Sergei Mitskevich

Mitskevich, Sergei Ivanovich

 

Born Aug. 6(18), 1869, in laransk, now Kirov Oblast; died Sept. 12, 1944, in Moscow. Soviet physician; party and government figure; one of the first organizers of Soviet public health. Member of the Communist Party from 1893.

In 1893, Mitskevich graduated from the medical faculty of Moscow University. He joined the revolutionary movement in his student years. Together with A. N. Vinokurov, in 1893 he organized the first Marxist group in Moscow, which became the nucleus of the Moscow Workers’ Union. In 1894 he was arrested, and from 1897 he was in exile in Yakutia, where he worked as a district physician; he organized a hospital and leprosarium in Srednekolymsk and studied the specific diseases of the local population. From 1903 he was a physician in Moscow, from 1906 in Nizhny Novgorod, and from 1914 in Saratov.
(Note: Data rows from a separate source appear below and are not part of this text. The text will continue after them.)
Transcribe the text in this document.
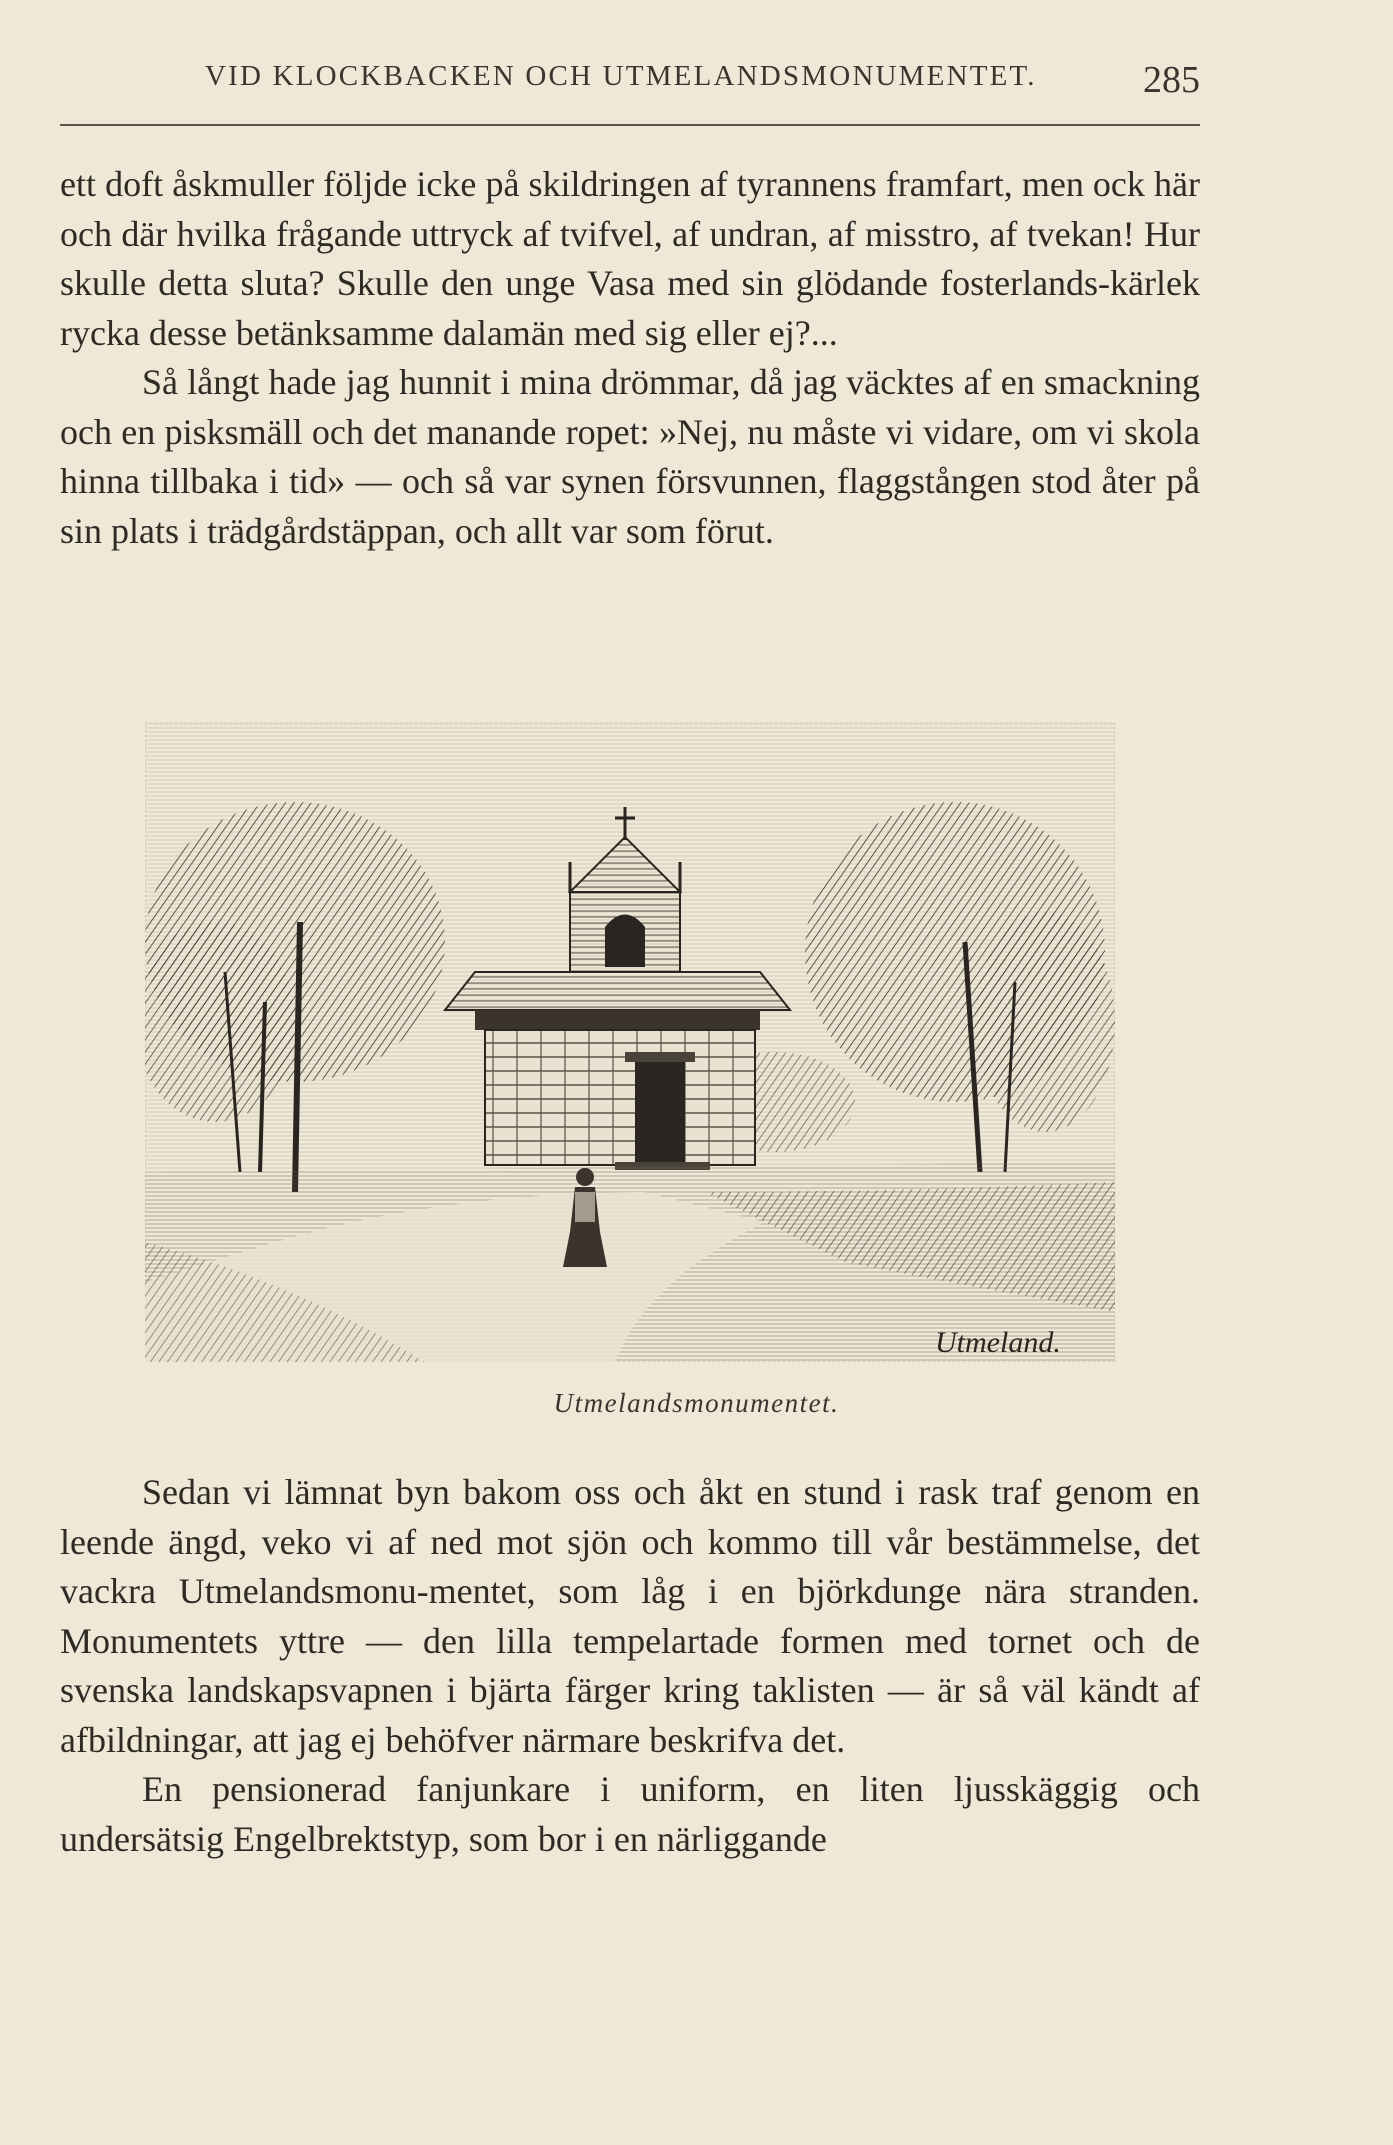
VID KLOCKBACKEN OCH UTMELANDSMONUMENTET.	285

ett doft åskmuller följde icke på skildringen af tyrannens framfart, men ock här och där hvilka frågande uttryck af tvifvel, af undran, af misstro, af tvekan! Hur skulle detta sluta? Skulle den unge Vasa med sin glödande fosterlands-kärlek rycka desse betänksamme dalamän med sig eller ej?...

Så långt hade jag hunnit i mina drömmar, då jag väcktes af en smackning och en pisksmäll och det manande ropet: »Nej, nu måste vi vidare, om vi skola hinna tillbaka i tid» — och så var synen försvunnen, flaggstången stod åter på sin plats i trädgårdstäppan, och allt var som förut.

Utmeland.
Utmelandsmonumentet.

Sedan vi lämnat byn bakom oss och åkt en stund i rask traf genom en leende ängd, veko vi af ned mot sjön och kommo till vår bestämmelse, det vackra Utmelandsmonu-mentet, som låg i en björkdunge nära stranden. Monumentets yttre — den lilla tempelartade formen med tornet och de svenska landskapsvapnen i bjärta färger kring taklisten — är så väl kändt af afbildningar, att jag ej behöfver närmare beskrifva det.

En pensionerad fanjunkare i uniform, en liten ljusskäggig och undersätsig Engelbrektstyp, som bor i en närliggande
After the October Revolution of 1917, Mitskevich was a member of the medical collegium of the People’s Commissariat of Internal Affairs and a member of the Council of the Collegia of Physicians. In 1918 he was deputy head of the Moscow department of public education. In 1919 he was assistant supervisor of public health of the Southern and Southwestern fronts; later he worked in public education agencies. He was an organizer in 1922 and the director in 1924–34 of the Museum of the Revolution. In 1922–24 he was a member of the collegium of Istpart (Commission on Party History) of the RCP (Bolshevik). He was a delegate to the Ninth Congress of the RCP(B). In the last years of his life he was engaged in literary activity.

WORKS

Menerik i emiriachen’e: Formy isterii v Kolymskom krae. Leningrad, 1929.
Na grani dvukh epokh: Ot narodnichestva k marksizmu. Moscow, 1937.
Revoliutsionnaia Moskva: 1888–1905. Moscow, 1940.
Zapiski vracha obshchestvennika, 2nd ed. Moscow, 1969.

REFERENCE

Mitskevich, E. Odnoi lish’ dumy vlast’, [Moscow] 1971.